GLUTEN FREE: Use any gluten-free pasta shape instead of the regular gemelli.
VEGAN: Omit the cheese and substitute agave nectar for the honey.
Garlic-Cilantro Green Beans
Ingredients
- 1.5 Pounds Green beans ends trimmed
- 3 Tbl Olive Oil
- 1 Red bell pepper, cut into thin strips
- 1/2 Sweet onion halved and thinly sliced
- 2 Tsp Minced garlic
- 1 Tsp Salt
- 2 Tbl Chopped fresh cilantro
- Black pepper
Instructions
- Bring a large saucepan of salted water to a boil over medium-high heat. Add beans,; cook 6 minutes or until tender. Drain and return to saucepan.
- Meanwhile, heat oil in large skillet over medium-high heat. Add garlic, cook and stir 30 seconds. Add beans and salt; cook and stir 2 minutes or until heated through and beans are coated with oil. Stir in cilantro; season with black pepper. Serve immediately
Melon Mix-Up
Sometimes eating fruit by itself gets boring. Jazz up your melons with aromatic and flavorful ginger!
Ingredients
- 1/2 Cantaloupe
- 1/2 Honeydew
- 2 Tbl Fresh Ginger grated
- 2 Tbl Freshly squeezed lemon juice
- 2 Tbl Agave nectar
Instructions
- Combine all ingredients thoroughly in a covered dish, cover and refrigerate
- Allow flavors to marry and dip to chill 1-2 hours before serving
Mediterranean-Style Roasted Vegetables
Ingredients
- 1 1/2 Lb Red potatoes cut into 1/2 inch chunks
- 2 Tbl Plus 1/ 1/2 teaspoons olive oil, divided
- 1 Red bell pepper cut into 1/2 inch pieces
- 1 Yellow or orange bell pepper cut into 1/2 inch pieces
- 1 Small red onion cut into 1/2 inch wedges
- 2 Cloves garlic, minced
- 1/2 Tsp Salt
- 1/4 Tsp Black pepper
- 1 Tbl Balsamic vinegar
- 1/4 Cup Chopped fresh basil
Instructions
- Preheat oven to 425 degrees. Spray large roasting pan with nonstick cooking spray.

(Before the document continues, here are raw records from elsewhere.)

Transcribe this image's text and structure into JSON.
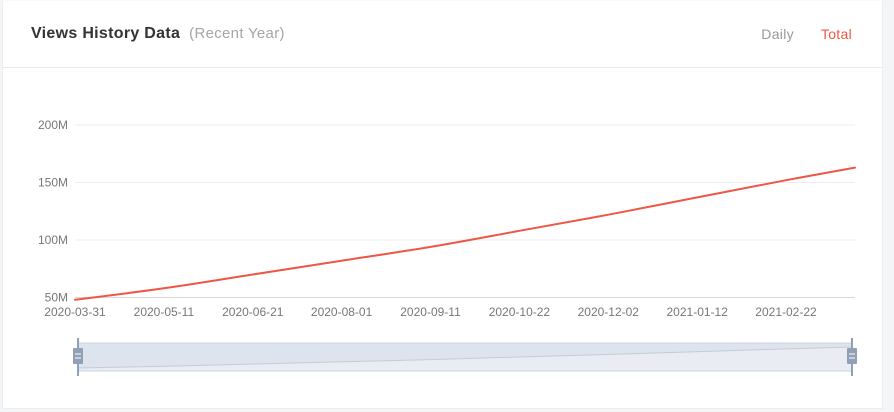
{
  "header": {
    "title": "Views History Data",
    "subtitle": "(Recent Year)",
    "tabs": [
      {
        "label": "Daily",
        "active": false
      },
      {
        "label": "Total",
        "active": true
      }
    ]
  },
  "colors": {
    "accent_red": "#ee5746",
    "line": "#ee5746",
    "axis_label": "#777777",
    "gridline": "#ededed",
    "axis_line": "#d8d8d8",
    "slider_track": "#dde4ee",
    "slider_track_border": "#c9d3e0",
    "slider_shadow_fill": "#e9edf3",
    "slider_shadow_line": "#c2ccd9",
    "slider_handle": "#8fa0b7"
  },
  "chart_data": {
    "type": "line",
    "title": "Views History Data (Recent Year)",
    "x_labels": [
      "2020-03-31",
      "2020-05-11",
      "2020-06-21",
      "2020-08-01",
      "2020-09-11",
      "2020-10-22",
      "2020-12-02",
      "2021-01-12",
      "2021-02-22"
    ],
    "values_millions": [
      48,
      58,
      70,
      82,
      94,
      108,
      122,
      137,
      152
    ],
    "end_value_millions": 163,
    "ylabel": "",
    "xlabel": "",
    "yticks_labels": [
      "50M",
      "100M",
      "150M",
      "200M"
    ],
    "yticks_values": [
      50,
      100,
      150,
      200
    ],
    "ylim": [
      50,
      200
    ],
    "grid": true,
    "legend_position": "none",
    "series_color": "#ee5746",
    "has_range_slider": true
  }
}
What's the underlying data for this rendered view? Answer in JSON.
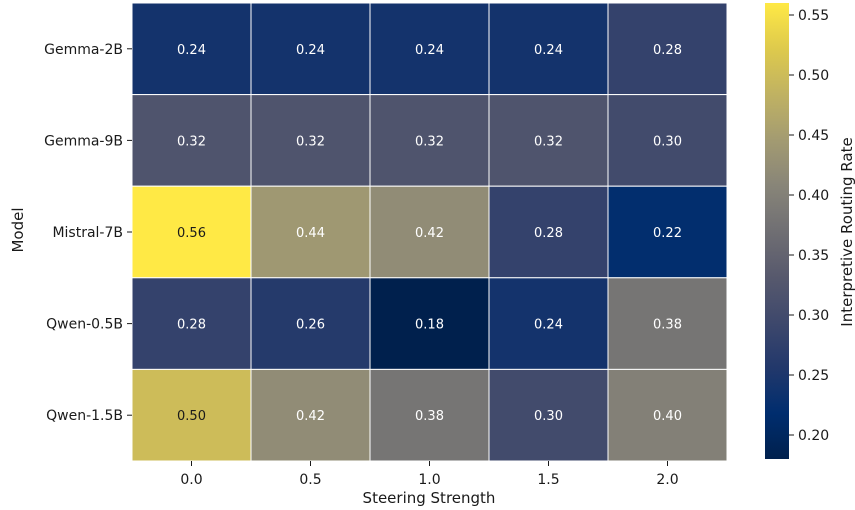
{
  "chart_data": {
    "type": "heatmap",
    "title": "",
    "xlabel": "Steering Strength",
    "ylabel": "Model",
    "x_categories": [
      "0.0",
      "0.5",
      "1.0",
      "1.5",
      "2.0"
    ],
    "y_categories": [
      "Gemma-2B",
      "Gemma-9B",
      "Mistral-7B",
      "Qwen-0.5B",
      "Qwen-1.5B"
    ],
    "values": [
      [
        0.24,
        0.24,
        0.24,
        0.24,
        0.28
      ],
      [
        0.32,
        0.32,
        0.32,
        0.32,
        0.3
      ],
      [
        0.56,
        0.44,
        0.42,
        0.28,
        0.22
      ],
      [
        0.28,
        0.26,
        0.18,
        0.24,
        0.38
      ],
      [
        0.5,
        0.42,
        0.38,
        0.3,
        0.4
      ]
    ],
    "value_labels": [
      [
        "0.24",
        "0.24",
        "0.24",
        "0.24",
        "0.28"
      ],
      [
        "0.32",
        "0.32",
        "0.32",
        "0.32",
        "0.30"
      ],
      [
        "0.56",
        "0.44",
        "0.42",
        "0.28",
        "0.22"
      ],
      [
        "0.28",
        "0.26",
        "0.18",
        "0.24",
        "0.38"
      ],
      [
        "0.50",
        "0.42",
        "0.38",
        "0.30",
        "0.40"
      ]
    ],
    "colormap": "cividis",
    "colorbar": {
      "label": "Interpretive Routing Rate",
      "range": [
        0.18,
        0.56
      ],
      "ticks": [
        0.2,
        0.25,
        0.3,
        0.35,
        0.4,
        0.45,
        0.5,
        0.55
      ],
      "tick_labels": [
        "0.20",
        "0.25",
        "0.30",
        "0.35",
        "0.40",
        "0.45",
        "0.50",
        "0.55"
      ]
    },
    "grid_line_color": "#ffffff",
    "annotation_colors": {
      "dark_text": "#1a1a1a",
      "light_text": "#ffffff"
    }
  }
}
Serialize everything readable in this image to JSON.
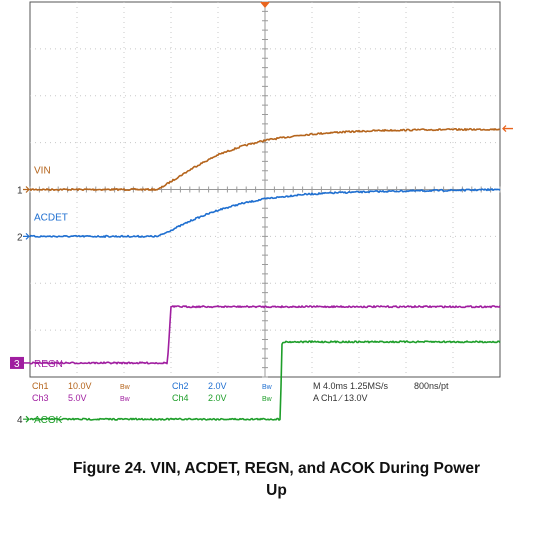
{
  "figure": {
    "caption_line1": "Figure 24. VIN, ACDET, REGN, and ACOK During Power",
    "caption_line2": "Up"
  },
  "chart_data": {
    "type": "line",
    "title": "Figure 24. VIN, ACDET, REGN, and ACOK During Power Up",
    "x": {
      "unit": "ms",
      "range": [
        -20,
        20
      ],
      "divisions": 10,
      "per_division": 4.0
    },
    "grid": true,
    "series": [
      {
        "name": "VIN",
        "channel": "Ch1",
        "marker": "1",
        "color": "#b5651d",
        "scale": "10.0V",
        "offset_div": 0.0,
        "points": [
          [
            -20,
            0
          ],
          [
            -9.1,
            0
          ],
          [
            -6,
            4.8
          ],
          [
            -4,
            7.4
          ],
          [
            -2,
            9.2
          ],
          [
            0,
            10.5
          ],
          [
            3,
            11.6
          ],
          [
            6,
            12.2
          ],
          [
            10,
            12.6
          ],
          [
            14,
            12.75
          ],
          [
            20,
            12.85
          ]
        ]
      },
      {
        "name": "ACDET",
        "channel": "Ch2",
        "marker": "2",
        "color": "#1f6fd0",
        "scale": "2.0V",
        "offset_div": -1.0,
        "points": [
          [
            -20,
            0
          ],
          [
            -9.1,
            0
          ],
          [
            -6,
            0.74
          ],
          [
            -4,
            1.12
          ],
          [
            -2,
            1.4
          ],
          [
            0,
            1.6
          ],
          [
            3,
            1.78
          ],
          [
            6,
            1.86
          ],
          [
            10,
            1.92
          ],
          [
            14,
            1.95
          ],
          [
            20,
            2.0
          ]
        ]
      },
      {
        "name": "REGN",
        "channel": "Ch3",
        "marker": "3",
        "color": "#a01ea0",
        "scale": "5.0V",
        "offset_div": -3.7,
        "points": [
          [
            -20,
            0
          ],
          [
            -8.3,
            0
          ],
          [
            -8.0,
            6.0
          ],
          [
            20,
            6.0
          ]
        ]
      },
      {
        "name": "ACOK",
        "channel": "Ch4",
        "marker": "4",
        "color": "#1e9e2a",
        "scale": "2.0V",
        "offset_div": -4.9,
        "points": [
          [
            -20,
            0
          ],
          [
            1.3,
            0
          ],
          [
            1.45,
            3.3
          ],
          [
            20,
            3.3
          ]
        ]
      }
    ],
    "readout": {
      "ch1_label": "Ch1",
      "ch1_scale": "10.0V",
      "ch2_label": "Ch2",
      "ch2_scale": "2.0V",
      "ch3_label": "Ch3",
      "ch3_scale": "5.0V",
      "ch4_label": "Ch4",
      "ch4_scale": "2.0V",
      "bw": "Bw",
      "timebase": "M 4.0ms 1.25MS/s",
      "resolution": "800ns/pt",
      "trigger": "A Ch1 ∕ 13.0V"
    },
    "colors": {
      "grid": "#c8c8c8",
      "frame": "#555555",
      "trigger_marker": "#e8641e"
    }
  }
}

- Place potatoes in prepared pan. Drizzle with 2 tablespoons oil; toss to coat evenly. Roast 10 minutes.
- Add bell peppers and onion to pan. Drizzle with remaining 1 1/2 tsp oil. Sprinkle with garlic, salt and black pepper; toss to coat evenly.
- Roast 18 to 20 minutes or until vegetables are browned and tender, stiffing once.
- Transfer vegetables to large service dish. Drizzle with vinegar; toss to coat evenly. Add basil; toss again. Serve warm or at room temperature.